A maioria se satisfaz com o financiamento público. A propósito, nem sei o porquê do uso do termo "produtor". O nosso "produtor" de cinema está mais para secretário de obras. Pois bem, o filme, agradando ou não, já está pago. Então, lá vai. Por que eu, o "produtor", devo me preocupar com a qualidade técnica e artística do filme, se não fará nenhuma diferença para mim o resultado dele nas bilheterias? Agora, pergunto eu, cidadão, e se o filme for bem nas bilheterias? Sendo o dinheiro público, o financiador, retorna para os mesmos cofres o lucro obtido?

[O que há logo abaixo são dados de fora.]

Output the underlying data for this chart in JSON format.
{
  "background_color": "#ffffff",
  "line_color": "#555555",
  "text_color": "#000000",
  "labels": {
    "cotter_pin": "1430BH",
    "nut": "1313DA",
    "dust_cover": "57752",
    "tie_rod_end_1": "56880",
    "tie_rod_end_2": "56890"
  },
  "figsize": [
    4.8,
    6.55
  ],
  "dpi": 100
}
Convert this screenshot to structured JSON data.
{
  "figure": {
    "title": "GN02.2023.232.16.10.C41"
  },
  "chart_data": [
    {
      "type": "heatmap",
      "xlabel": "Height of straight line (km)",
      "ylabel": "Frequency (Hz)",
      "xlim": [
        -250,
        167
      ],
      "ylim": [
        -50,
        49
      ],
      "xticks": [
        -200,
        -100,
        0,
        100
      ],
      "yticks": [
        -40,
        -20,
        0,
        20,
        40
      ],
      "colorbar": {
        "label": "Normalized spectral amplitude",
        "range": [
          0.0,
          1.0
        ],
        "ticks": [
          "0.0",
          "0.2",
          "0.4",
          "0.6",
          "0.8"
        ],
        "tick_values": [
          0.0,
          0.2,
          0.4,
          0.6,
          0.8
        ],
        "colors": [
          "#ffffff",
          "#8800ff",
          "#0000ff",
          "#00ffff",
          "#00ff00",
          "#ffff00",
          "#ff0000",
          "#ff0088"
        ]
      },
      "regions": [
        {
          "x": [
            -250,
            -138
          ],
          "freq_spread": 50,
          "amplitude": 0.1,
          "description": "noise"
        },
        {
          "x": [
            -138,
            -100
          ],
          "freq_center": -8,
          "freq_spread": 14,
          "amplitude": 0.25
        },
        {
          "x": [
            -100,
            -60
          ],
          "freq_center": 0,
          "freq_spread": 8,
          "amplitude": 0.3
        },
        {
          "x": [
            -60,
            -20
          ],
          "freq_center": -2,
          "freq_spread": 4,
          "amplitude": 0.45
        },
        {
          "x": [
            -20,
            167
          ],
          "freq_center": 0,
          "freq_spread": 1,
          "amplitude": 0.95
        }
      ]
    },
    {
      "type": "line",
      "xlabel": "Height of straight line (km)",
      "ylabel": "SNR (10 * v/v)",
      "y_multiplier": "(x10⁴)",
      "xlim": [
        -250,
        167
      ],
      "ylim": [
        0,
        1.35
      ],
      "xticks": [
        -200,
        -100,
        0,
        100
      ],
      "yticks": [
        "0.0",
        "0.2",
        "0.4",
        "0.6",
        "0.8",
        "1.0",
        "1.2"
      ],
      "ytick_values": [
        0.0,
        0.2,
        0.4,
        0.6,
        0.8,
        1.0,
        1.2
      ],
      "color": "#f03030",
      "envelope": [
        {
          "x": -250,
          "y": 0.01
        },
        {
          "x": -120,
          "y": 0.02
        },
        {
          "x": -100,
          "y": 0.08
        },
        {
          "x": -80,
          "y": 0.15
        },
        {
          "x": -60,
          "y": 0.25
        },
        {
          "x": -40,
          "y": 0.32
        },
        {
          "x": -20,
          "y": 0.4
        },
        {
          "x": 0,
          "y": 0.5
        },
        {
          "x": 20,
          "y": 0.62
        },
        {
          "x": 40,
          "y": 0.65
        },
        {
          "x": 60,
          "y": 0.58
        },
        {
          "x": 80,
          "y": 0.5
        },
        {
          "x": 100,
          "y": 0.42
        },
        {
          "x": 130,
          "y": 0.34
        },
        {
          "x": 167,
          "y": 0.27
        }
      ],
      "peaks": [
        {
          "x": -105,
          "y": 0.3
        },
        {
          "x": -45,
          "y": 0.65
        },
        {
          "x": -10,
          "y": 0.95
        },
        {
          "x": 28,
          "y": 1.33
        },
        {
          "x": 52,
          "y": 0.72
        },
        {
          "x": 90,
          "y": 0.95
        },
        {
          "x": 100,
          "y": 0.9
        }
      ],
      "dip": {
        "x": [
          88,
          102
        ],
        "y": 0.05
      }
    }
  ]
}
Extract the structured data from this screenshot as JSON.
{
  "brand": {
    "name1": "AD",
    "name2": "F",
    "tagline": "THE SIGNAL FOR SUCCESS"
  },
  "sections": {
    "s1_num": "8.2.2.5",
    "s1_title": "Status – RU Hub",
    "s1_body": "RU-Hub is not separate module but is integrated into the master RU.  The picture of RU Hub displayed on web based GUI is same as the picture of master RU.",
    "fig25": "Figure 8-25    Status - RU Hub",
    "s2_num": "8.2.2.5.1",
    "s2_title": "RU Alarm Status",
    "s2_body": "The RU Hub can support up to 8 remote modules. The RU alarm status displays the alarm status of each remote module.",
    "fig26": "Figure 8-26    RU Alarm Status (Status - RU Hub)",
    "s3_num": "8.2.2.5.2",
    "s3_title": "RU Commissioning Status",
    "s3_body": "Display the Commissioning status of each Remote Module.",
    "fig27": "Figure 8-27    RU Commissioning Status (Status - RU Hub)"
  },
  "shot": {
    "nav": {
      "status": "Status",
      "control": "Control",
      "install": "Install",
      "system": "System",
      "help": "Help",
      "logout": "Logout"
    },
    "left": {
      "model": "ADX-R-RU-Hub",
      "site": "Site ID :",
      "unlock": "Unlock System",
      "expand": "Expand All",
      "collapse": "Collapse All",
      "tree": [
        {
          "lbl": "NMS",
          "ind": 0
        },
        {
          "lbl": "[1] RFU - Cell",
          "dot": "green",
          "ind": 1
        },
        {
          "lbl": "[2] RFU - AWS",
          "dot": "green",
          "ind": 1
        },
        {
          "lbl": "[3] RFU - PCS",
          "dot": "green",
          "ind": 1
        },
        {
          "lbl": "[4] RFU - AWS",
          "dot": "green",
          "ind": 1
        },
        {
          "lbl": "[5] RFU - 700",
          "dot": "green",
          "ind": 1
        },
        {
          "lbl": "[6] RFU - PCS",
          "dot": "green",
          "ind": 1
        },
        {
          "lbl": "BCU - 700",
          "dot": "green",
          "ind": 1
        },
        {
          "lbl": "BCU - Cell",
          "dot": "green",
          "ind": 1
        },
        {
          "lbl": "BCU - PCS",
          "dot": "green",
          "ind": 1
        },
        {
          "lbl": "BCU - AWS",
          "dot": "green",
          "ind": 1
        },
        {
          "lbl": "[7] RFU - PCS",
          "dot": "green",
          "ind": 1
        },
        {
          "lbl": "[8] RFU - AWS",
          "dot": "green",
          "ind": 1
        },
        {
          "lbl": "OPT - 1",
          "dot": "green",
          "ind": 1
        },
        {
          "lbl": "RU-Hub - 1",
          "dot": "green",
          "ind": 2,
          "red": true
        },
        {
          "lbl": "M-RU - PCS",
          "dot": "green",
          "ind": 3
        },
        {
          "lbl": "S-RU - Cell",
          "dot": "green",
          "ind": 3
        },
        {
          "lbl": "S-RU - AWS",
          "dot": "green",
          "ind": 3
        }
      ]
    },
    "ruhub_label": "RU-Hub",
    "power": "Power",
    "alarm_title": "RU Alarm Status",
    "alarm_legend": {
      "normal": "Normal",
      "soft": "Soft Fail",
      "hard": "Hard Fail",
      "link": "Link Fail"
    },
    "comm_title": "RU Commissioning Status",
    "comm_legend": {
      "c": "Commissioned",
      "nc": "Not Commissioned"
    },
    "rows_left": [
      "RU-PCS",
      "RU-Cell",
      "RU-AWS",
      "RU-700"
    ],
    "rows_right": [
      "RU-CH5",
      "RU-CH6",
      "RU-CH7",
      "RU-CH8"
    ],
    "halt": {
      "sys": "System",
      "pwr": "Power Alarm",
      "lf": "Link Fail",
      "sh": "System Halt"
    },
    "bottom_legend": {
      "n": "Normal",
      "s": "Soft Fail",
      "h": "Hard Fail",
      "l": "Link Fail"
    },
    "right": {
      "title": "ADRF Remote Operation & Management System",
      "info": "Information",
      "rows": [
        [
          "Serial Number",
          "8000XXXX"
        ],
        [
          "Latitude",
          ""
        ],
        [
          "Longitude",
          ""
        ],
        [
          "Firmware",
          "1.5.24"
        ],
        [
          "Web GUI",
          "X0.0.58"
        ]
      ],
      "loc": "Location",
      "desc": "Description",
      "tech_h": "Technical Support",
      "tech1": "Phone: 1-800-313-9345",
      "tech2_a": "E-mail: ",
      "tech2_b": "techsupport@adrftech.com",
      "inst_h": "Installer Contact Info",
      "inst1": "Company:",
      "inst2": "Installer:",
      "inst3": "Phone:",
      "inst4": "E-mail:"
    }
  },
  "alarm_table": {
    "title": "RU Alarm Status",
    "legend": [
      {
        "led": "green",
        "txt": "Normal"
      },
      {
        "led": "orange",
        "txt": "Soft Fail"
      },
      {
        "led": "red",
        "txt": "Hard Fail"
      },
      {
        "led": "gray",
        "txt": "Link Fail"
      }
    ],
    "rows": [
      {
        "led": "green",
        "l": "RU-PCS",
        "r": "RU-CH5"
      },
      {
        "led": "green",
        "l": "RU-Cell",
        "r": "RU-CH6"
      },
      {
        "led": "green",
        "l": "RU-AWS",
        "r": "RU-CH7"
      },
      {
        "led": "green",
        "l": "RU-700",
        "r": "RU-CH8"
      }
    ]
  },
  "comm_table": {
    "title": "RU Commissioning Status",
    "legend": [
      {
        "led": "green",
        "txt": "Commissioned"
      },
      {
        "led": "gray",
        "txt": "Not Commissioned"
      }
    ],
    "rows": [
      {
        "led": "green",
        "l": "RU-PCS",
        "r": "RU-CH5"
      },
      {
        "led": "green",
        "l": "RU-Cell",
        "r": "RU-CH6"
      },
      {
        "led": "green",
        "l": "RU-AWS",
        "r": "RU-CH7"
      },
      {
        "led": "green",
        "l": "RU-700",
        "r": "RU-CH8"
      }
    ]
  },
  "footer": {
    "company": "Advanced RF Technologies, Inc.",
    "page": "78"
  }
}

Pois é, aparentemente, para se tornar produtor e diretor de cinema no Brasil só se precisa fazer política, aquela política bem brasileira. Talento? Quem precisa dele? Um abraço, Adjafre.

Adjafre disse...

Lázaro,
O seu conhecimento cinematográfico é exemplar, incorrigível. Obrigado por me orientar tão magnificamente.
E vejo que você é um cinéfilo sem preconceitos,pois aqui cita inúmeros trabalhos executados na periferia do mercado, inclusive bem perto de você, no Gama, que se não me falha a memória, é cidade bem próxima de Brasília.
Olha, não quero mais perder o contato com suas "aulas".
Vê se nos brinda com frequencia aqui no blog Vitrola Encantada.
Estou encantado com você, sem fazer trocadilho, já fazendo!!
Um abraço.

Anônimo disse...

Adjafre, muito obrigado pelas palavras gentis. Vamos ter muito o que "conversar" ainda. Um grande abraço. E até a próxima postagem.

Anônimo disse...

Prezado Robson, felizmente há bons títulos do diretor Robert Altman disponíveis em DVD no Brasil. Quanto às suas sugestões, espero um dia trocar boas ideias contigo. Um abraço e não deixe de postar suas impressões sobre essa pérola do inesquecível Altman. Até.